Skip to content

Service Layer

The PackageStatsService class is the primary entry point for programmatic use of pkgdb. It provides a clean abstraction over database and API operations.

PackageStatsService

PackageStatsService

High-level service for managing package statistics.

Provides a clean abstraction over database and API operations, making it easier to test, mock, and extend.

__init__

__init__(db_path: str)

Initialize the service with a database path.

Parameters:

Name Type Description Default
db_path str

Path to the SQLite database file.

required

add_package

add_package(name: str, verify: bool = True) -> bool

Add a package to tracking.

Parameters:

Name Type Description Default
name str

Package name to add.

required
verify bool

If True, verify package exists on PyPI before adding.
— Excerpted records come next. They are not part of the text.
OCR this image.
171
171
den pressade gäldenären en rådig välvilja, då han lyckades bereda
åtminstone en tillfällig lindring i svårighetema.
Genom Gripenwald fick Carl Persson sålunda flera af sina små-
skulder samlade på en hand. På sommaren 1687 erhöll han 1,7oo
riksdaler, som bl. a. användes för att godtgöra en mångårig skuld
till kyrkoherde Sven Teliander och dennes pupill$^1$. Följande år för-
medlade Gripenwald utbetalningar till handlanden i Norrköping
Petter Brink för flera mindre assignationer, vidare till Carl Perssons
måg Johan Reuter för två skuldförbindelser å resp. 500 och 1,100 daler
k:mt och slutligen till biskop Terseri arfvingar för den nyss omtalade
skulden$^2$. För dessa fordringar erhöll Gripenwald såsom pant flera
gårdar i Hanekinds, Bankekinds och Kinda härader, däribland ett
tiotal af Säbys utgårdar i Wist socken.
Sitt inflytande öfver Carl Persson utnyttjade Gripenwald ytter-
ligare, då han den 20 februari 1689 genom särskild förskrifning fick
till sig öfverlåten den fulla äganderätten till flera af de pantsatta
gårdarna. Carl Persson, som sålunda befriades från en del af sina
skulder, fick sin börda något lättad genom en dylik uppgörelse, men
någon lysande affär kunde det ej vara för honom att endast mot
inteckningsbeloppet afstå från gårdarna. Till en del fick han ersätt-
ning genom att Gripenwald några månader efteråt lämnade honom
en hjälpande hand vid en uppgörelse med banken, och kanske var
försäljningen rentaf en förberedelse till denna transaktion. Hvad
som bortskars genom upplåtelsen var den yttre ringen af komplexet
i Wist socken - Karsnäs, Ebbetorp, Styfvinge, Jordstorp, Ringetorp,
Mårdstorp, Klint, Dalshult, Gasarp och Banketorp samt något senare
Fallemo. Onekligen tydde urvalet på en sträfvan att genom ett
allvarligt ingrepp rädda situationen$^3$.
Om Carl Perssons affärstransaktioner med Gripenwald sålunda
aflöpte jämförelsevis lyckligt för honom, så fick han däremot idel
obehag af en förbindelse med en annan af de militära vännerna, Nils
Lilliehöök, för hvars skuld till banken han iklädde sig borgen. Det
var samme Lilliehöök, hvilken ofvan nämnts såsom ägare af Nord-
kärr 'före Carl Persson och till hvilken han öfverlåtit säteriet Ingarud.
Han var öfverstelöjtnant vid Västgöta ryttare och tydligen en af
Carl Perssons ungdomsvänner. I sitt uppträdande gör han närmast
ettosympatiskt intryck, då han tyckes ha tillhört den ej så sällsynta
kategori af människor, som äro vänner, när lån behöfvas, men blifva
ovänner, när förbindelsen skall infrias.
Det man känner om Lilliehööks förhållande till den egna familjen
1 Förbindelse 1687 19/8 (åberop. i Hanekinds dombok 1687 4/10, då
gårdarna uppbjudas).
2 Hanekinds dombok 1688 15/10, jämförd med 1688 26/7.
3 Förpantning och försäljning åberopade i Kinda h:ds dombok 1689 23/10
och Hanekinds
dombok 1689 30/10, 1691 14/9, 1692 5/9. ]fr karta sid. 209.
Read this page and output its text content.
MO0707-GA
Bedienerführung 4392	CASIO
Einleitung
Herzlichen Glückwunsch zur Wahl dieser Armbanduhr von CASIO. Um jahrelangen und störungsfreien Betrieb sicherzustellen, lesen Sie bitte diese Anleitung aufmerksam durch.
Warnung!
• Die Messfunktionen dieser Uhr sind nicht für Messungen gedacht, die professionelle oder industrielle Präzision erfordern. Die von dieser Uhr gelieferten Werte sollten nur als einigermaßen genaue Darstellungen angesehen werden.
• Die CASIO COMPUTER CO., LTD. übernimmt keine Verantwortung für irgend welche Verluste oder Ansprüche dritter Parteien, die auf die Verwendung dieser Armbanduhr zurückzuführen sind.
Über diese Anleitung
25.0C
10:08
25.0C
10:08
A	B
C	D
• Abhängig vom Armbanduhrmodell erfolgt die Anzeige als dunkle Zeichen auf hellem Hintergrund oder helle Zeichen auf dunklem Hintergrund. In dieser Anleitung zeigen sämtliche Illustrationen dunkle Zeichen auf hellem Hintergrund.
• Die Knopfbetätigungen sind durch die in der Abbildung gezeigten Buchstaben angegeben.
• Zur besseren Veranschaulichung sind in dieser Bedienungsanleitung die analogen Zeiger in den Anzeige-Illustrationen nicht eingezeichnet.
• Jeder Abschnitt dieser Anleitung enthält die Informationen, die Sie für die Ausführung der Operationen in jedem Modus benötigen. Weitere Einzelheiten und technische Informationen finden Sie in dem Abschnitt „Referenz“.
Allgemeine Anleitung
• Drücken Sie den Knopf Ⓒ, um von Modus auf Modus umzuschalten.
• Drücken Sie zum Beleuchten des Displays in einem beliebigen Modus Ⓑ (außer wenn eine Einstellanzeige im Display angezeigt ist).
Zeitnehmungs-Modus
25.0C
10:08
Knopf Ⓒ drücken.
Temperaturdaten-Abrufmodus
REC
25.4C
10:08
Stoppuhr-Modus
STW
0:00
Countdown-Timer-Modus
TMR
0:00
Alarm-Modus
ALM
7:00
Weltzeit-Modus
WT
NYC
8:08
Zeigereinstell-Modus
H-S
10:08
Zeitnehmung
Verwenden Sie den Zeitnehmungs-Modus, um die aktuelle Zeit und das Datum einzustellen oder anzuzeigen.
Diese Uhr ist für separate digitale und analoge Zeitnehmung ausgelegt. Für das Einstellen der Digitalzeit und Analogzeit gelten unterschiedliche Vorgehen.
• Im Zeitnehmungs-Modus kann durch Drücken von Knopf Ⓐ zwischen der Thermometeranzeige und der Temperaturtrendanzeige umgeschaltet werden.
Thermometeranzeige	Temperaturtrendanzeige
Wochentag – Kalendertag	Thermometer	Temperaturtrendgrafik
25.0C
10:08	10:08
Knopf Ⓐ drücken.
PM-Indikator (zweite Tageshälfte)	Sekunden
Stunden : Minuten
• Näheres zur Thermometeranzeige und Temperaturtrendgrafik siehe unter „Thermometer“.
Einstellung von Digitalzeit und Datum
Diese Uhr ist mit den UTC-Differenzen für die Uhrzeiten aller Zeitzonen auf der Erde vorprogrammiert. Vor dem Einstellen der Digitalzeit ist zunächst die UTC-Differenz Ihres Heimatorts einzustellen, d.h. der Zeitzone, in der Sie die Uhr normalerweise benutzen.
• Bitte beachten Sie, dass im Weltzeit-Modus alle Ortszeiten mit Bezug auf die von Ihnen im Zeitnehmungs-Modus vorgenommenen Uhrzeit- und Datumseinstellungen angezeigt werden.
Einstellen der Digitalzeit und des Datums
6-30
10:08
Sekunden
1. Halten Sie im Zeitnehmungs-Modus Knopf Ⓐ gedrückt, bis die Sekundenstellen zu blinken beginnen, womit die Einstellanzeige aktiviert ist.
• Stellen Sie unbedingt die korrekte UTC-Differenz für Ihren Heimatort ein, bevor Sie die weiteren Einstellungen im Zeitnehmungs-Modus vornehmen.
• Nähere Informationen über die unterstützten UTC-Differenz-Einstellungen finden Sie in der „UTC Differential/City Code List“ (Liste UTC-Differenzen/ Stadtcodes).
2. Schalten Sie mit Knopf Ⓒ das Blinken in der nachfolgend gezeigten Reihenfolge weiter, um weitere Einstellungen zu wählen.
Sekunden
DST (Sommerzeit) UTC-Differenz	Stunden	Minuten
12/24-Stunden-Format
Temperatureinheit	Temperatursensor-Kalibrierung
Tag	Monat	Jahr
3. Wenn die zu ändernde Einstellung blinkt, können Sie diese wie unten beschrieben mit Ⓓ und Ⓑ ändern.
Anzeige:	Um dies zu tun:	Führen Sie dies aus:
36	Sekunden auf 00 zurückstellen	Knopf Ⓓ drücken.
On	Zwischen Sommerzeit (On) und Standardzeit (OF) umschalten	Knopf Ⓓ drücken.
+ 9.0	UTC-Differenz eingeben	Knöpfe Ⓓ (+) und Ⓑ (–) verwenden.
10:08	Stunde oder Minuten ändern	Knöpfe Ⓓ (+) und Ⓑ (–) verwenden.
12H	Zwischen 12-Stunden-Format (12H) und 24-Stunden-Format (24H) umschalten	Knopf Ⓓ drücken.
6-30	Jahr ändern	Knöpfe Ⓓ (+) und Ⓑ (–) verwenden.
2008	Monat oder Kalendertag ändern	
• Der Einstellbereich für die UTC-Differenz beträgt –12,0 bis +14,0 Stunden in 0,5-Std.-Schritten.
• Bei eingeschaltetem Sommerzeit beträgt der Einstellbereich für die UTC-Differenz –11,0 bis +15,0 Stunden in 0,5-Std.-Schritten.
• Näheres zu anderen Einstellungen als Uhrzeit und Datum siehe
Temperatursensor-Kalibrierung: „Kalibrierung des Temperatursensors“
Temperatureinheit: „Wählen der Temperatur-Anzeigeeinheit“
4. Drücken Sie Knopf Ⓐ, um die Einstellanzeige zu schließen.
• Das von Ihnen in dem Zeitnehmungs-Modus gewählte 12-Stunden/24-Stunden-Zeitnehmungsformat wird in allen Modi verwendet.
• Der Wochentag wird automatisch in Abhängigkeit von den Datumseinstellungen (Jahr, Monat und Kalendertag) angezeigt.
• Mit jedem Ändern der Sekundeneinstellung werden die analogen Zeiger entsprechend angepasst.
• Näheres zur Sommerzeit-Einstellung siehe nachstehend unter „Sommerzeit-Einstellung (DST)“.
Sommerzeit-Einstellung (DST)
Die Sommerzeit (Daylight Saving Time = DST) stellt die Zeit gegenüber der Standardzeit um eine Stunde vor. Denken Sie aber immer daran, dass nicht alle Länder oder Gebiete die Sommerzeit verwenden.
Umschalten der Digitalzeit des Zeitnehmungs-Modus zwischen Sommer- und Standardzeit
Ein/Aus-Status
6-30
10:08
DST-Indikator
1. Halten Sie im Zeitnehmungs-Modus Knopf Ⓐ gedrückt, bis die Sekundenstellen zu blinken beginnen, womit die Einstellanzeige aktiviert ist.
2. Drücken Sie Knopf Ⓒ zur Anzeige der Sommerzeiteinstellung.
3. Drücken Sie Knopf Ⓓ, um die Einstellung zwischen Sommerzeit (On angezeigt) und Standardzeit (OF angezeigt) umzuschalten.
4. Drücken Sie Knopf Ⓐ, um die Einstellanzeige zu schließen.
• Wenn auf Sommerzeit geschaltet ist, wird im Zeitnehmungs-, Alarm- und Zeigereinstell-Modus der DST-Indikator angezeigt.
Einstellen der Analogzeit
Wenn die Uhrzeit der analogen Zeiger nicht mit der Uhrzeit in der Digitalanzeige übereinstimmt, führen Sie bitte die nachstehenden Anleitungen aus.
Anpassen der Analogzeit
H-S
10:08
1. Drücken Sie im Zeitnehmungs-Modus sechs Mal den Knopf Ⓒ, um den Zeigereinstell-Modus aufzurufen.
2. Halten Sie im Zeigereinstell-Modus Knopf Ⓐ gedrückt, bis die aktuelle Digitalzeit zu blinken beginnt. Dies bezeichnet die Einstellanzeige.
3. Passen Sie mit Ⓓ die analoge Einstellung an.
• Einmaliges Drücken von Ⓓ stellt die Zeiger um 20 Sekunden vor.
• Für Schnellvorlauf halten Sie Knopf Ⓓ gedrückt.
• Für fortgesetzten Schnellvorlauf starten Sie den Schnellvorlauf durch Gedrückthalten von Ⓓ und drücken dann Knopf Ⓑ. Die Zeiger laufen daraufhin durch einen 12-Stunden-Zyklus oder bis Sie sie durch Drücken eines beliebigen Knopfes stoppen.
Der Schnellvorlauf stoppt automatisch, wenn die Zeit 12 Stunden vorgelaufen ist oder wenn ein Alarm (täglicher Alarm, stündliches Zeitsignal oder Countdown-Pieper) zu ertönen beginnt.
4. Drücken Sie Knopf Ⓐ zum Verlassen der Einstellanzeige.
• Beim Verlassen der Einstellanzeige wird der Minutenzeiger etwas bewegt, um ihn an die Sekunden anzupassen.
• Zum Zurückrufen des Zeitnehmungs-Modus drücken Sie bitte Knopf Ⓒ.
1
Network errors are logged as warnings but don't block addition.

True

Returns:

Type Description
bool

True if package was added, False if it already exists.

Raises:

Type Description
ValueError

If package name is invalid or package not found on PyPI (when verify=True).

remove_package

remove_package(name: str) -> bool

Remove a package from tracking.

Parameters:

Name Type Description Default
name str

Package name to remove.

required

Returns:

Type Description
bool

True if package was removed, False if it didn't exist.

list_packages

list_packages() -> list[PackageInfo]

Get list of tracked packages with their added dates.

Returns:

Type Description
list[PackageInfo]

List of PackageInfo objects.

import_packages

import_packages(
    file_path: str, verify: bool = True
) -> tuple[int, int, list[str], list[str]]

Import packages from a file.

Parameters:

Name Type Description Default
file_path str

Path to file (JSON or plain text).

required
verify bool

If True, verify each package exists on PyPI before adding.

True

Returns:

Type Description
tuple[int, int, list[str], list[str]]

Tuple of (added_count, skipped_count, invalid_names, not_found_names).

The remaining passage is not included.